Don't abandon immediately:

  • Some strategies work only in certain conditions

  • Test on different time periods

  • Understand why it lost

Backtest Best Practices

Time Period Selection

Include Multiple Conditions: Bull markets, bear markets, sideways markets, high and low volatility

Walk-Forward Testing

Better validation method: Backtest on Period 1, optimize parameters, test on Period 2. If still profitable → good sign, if not → was over-fit

Out-of-Sample Testing

Reserve data for validation: Backtest on 70% of your data for optimization, then test on the remaining 30% for validation. If validation fails, your strategy is over-optimized.

Realistic Settings

Include All Costs: Factor in trading fees (0.05% typical), slippage (0.1-0.2%), and funding rates for perpetuals to get accurate results.

Use Realistic Fills: Market orders should assume some slippage, while limit orders should use conservative fill assumptions based on market conditions.

Common Backtest Mistakes

Testing Only Bull Markets: Only backtesting during rising prices gives misleading results. Test across different market conditions including bear markets, sideways markets, and high volatility periods.

Over-Optimizing Parameters: Testing 100 parameter combinations and choosing the best one leads to overfitting.
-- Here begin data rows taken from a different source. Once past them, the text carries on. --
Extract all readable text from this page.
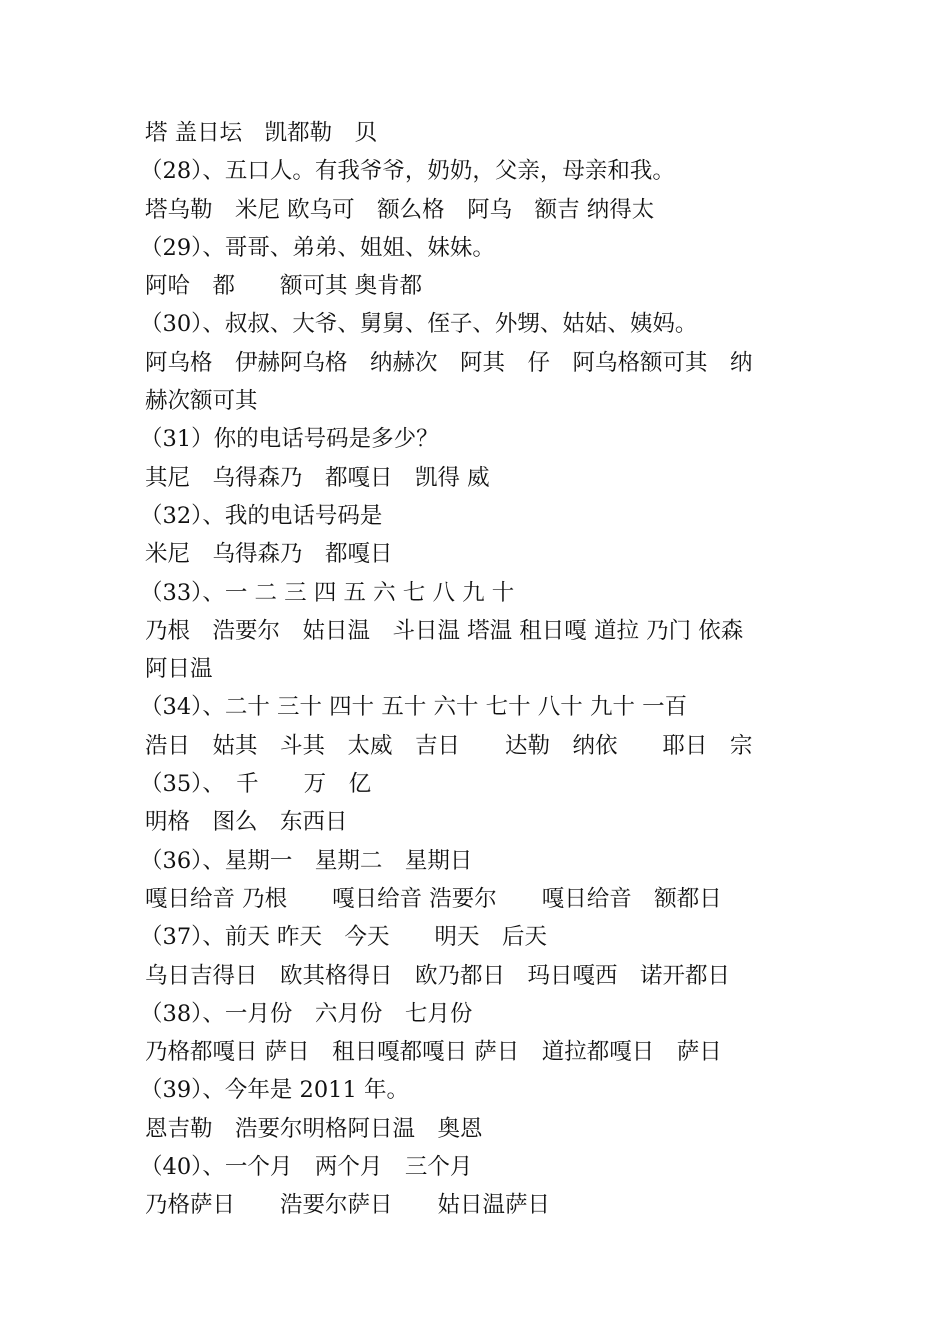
塔 盖日坛　凯都勒　贝
（28）、五口人。有我爷爷，奶奶，父亲，母亲和我。
塔乌勒　米尼 欧乌可　额么格　阿乌　额吉 纳得太
（29）、哥哥、弟弟、姐姐、妹妹。
阿哈　都　　额可其 奥肯都
（30）、叔叔、大爷、舅舅、侄子、外甥、姑姑、姨妈。
阿乌格　伊赫阿乌格　纳赫次　阿其　仔　阿乌格额可其　纳
赫次额可其
（31）你的电话号码是多少？
其尼　乌得森乃　都嘎日　凯得 威
（32）、我的电话号码是
米尼　乌得森乃　都嘎日
（33）、一 二 三 四 五 六 七 八 九 十
乃根　浩要尔　姑日温　斗日温 塔温 租日嘎 道拉 乃门 依森
阿日温
（34）、二十 三十 四十 五十 六十 七十 八十 九十 一百
浩日　姑其　斗其　太威　吉日　　达勒　纳依　　耶日　宗
（35）、　千　　万　亿
明格　图么　东西日
（36）、星期一　星期二　星期日
嘎日给音 乃根　　嘎日给音 浩要尔　　嘎日给音　额都日
（37）、前天 昨天　今天　　明天　后天
乌日吉得日　欧其格得日　欧乃都日　玛日嘎西　诺开都日
（38）、一月份　六月份　七月份
乃格都嘎日 萨日　租日嘎都嘎日 萨日　道拉都嘎日　萨日
（39）、今年是 2011 年。
恩吉勒　浩要尔明格阿日温　奥恩
（40）、一个月　两个月　三个月
乃格萨日　　浩要尔萨日　　姑日温萨日
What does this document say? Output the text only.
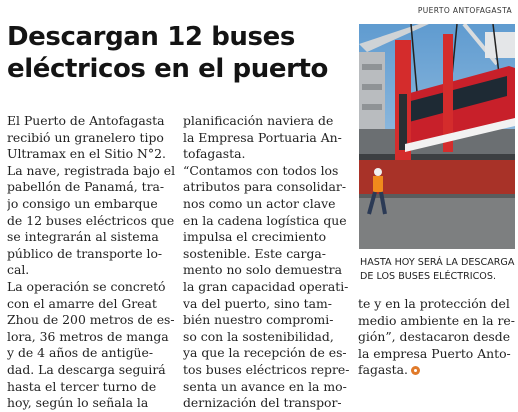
PUERTO ANTOFAGASTA
Descargan 12 buses
eléctricos en el puerto
El Puerto de Antofagasta
recibió un granelero tipo
Ultramax en el Sitio N°2.
La nave, registrada bajo el
pabellón de Panamá, tra-
jo consigo un embarque
de 12 buses eléctricos que
se integrarán al sistema
público de transporte lo-
cal.
La operación se concretó
con el amarre del Great
Zhou de 200 metros de es-
lora, 36 metros de manga
y de 4 años de antigüe-
dad. La descarga seguirá
hasta el tercer turno de
hoy, según lo señala la
planificación naviera de
la Empresa Portuaria An-
tofagasta.
“Contamos con todos los
atributos para consolidar-
nos como un actor clave
en la cadena logística que
impulsa el crecimiento
sostenible. Este carga-
mento no solo demuestra
la gran capacidad operati-
va del puerto, sino tam-
bién nuestro compromi-
so con la sostenibilidad,
ya que la recepción de es-
tos buses eléctricos repre-
senta un avance en la mo-
dernización del transpor-
te y en la protección del
medio ambiente en la re-
gión”, destacaron desde
la empresa Puerto Anto-
fagasta.
HASTA HOY SERÁ LA DESCARGA
DE LOS BUSES ELÉCTRICOS.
Test only 3-5 logical variations maximum to avoid curve-fitting.

Ignoring Drawdowns: Only looking at total return is dangerous. Maximum drawdown is as important as returns and shows the real risk of your strategy.

Too-Short Time Periods: Backtesting only 2-4 weeks isn't sufficient. Use a minimum of 3 months, preferably 6-12 months of data for reliable results.

Assuming Perfect Execution: Expecting exact entry/exit prices is unrealistic. Always include realistic costs and slippage in your backtests.

After Backtesting

If Results Are Good

Next step: Paper Trading - Don't go straight to live trading. Paper trade for 1-2 weeks minimum to verify live behavior matches your backtest, build confidence, then deploy small live positions.

Paper Trading Guide →

If Results Are Mixed

Options: Adjust parameters carefully, try different time periods, test a different strategy entirely, or combine with other strategies for diversification.

Don't: Keep tweaking until "perfect," skip paper trading, or risk real money yet.

If Results Are Bad

Don't force it: Sometimes strategies simply don't work for certain markets. Try a completely different approach or accept that some ideas don't work in practice.

  • Better to know now than after losing money

Backtest Limitations

What Backtesting Can't Tell You

Future Market Conditions

  • Past performance ≠ future results

  • Markets change

  • New conditions emerge

Psychological Factors

  • How you'll handle real losses

  • Emotional discipline

  • Stress of real money

Exact Live Performance

  • Slippage varies

  • Liquidity changes

  • Technical issues can occur

Black Swan Events

  • Extreme market crashes

  • Exchange outages

  • Unprecedented volatility

Why You Still Need Paper Trading

Backtesting is essential but not sufficient:

  • Paper trading tests real-time execution

  • Reveals current market behavior

  • Builds psychological readiness

  • Final validation before live

Never skip paper trading.

Quick Checklist

Before Running Backtest

After Backtest Results

Next Steps

Passed Backtesting? Move to paper trading to validate in real-time. Paper Trading Guide →

Want to Optimize? Learn advanced parameter tuning. Strategy Optimization →

Analyze Deeply Understand performance metrics. Performance Analysis →


Backtesting is your first defense against bad strategies. Take it seriously, but remember it's only the first step in validation.